6. Example end-to-end workflows¶
- Classification (oil authentication): load spectra (CSV/JCAMP/OPUS) with
foodspec.io.read_spectra→ preprocess (baseline, normalization, PCA) → train SVM/RF →compute_classification_metrics→plot_confusion_matrix/ROC/PR → interpret misclassifications. - Regression (calibration): load spectra → PLS regression →
compute_regression_metrics→ calibration + residual plots → check bias and heteroscedasticity.
For broader workflow context, see oil authentication and calibration/regression example.
PLS and PLS-DA¶
Partial Least Squares (PLS) methods are core chemometric tools for spectroscopy. Use PLS Regression for continuous property calibration (e.g., moisture, quality indices) and PLS-DA for discriminant analysis when classes are correlated with latent spectral factors.
- When to use: calibration/regression tasks and class discrimination with correlated bands.
- How many components: tune via cross-validation; start with 5–10 and adjust based on validation error.
- Implementation:
make_pls_regression(n_components=8)ormake_pls_da(n_components=5).
See also: Model evaluation & validation and PCA & dimensionality reduction.

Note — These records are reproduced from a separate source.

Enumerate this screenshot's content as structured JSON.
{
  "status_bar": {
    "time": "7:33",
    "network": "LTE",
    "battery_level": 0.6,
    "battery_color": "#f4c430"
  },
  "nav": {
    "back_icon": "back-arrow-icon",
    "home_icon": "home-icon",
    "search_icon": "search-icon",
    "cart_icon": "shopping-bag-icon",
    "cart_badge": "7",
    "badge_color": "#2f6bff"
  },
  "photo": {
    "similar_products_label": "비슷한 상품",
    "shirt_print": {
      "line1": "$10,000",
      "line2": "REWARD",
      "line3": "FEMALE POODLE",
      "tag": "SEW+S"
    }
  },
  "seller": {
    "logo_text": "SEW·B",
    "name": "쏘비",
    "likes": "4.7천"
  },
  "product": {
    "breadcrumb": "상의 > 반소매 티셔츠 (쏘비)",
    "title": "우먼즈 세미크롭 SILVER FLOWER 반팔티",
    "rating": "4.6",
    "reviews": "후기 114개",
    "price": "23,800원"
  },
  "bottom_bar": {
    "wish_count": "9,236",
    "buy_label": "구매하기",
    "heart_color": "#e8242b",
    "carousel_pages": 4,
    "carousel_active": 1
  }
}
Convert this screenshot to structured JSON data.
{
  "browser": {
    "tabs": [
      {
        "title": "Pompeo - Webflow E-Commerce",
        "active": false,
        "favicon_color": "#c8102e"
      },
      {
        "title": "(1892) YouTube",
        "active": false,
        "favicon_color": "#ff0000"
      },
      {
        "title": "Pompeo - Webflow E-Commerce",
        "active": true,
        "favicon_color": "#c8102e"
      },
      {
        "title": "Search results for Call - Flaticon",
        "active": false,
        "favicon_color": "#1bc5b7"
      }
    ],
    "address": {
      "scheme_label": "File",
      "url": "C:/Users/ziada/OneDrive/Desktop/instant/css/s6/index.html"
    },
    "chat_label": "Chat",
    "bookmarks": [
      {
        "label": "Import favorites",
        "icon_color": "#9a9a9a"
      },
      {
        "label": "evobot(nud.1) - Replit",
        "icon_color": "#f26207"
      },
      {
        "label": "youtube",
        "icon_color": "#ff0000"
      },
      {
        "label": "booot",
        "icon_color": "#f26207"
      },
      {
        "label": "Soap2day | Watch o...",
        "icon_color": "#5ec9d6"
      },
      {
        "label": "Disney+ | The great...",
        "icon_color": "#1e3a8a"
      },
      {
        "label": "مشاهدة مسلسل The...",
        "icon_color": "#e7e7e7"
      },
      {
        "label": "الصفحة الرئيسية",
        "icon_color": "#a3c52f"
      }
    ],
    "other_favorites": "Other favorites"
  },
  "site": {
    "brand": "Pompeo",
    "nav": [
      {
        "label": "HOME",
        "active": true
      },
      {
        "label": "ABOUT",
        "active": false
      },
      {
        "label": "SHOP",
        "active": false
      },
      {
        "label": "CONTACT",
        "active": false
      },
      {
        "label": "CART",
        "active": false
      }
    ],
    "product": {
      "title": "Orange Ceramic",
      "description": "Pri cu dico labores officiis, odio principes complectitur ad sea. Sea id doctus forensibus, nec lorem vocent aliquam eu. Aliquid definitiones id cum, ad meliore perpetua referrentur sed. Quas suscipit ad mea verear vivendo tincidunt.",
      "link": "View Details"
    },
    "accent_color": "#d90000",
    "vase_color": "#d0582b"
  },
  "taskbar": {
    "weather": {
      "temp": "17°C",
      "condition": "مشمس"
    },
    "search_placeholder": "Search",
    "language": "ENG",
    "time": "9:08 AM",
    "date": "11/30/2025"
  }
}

When Results Cannot Be Trusted¶
⚠️ Red flags for model development and best practices:
- Model selection based on training set performance only (highest training accuracy → choose that model)
- Training metrics inflate; overly complex models fit noise
- Test set performance is ground truth
-
Fix: Use validation/test set or cross-validation; report both training and validation metrics; prefer simpler models if performance similar
-
Hyperparameter tuning with no held-out test set (tune on full data, report metrics on same data)
- Optimized hyperparameters overfit; test metrics inflated
- Proper workflow requires train/tune/test separation
-
Fix: Use nested CV (inner loop: tune; outer loop: evaluate); or hold out independent test set
-
Complex model chosen for small dataset (1000 samples, 5000 features → use deep neural network)
- High model complexity risks overfitting on small data
- Simpler models (linear, tree) generalize better with limited samples
-
Fix: Use regularization; prefer interpretable models; validate carefully; increase sample size
-
Preprocessing not included in pipeline (baseline correction outside CV loop, then train/test split)
- Statistics computed on all data (leakage) inflate metrics
- Data leakage through preprocessing is subtle but impactful
-
Fix: Use sklearn Pipeline; fit preprocessing only on training data; ensure preprocessing parameters not shared across CV folds
-
Class imbalance not addressed (95% class A, 5% class B, train without resampling/weighting)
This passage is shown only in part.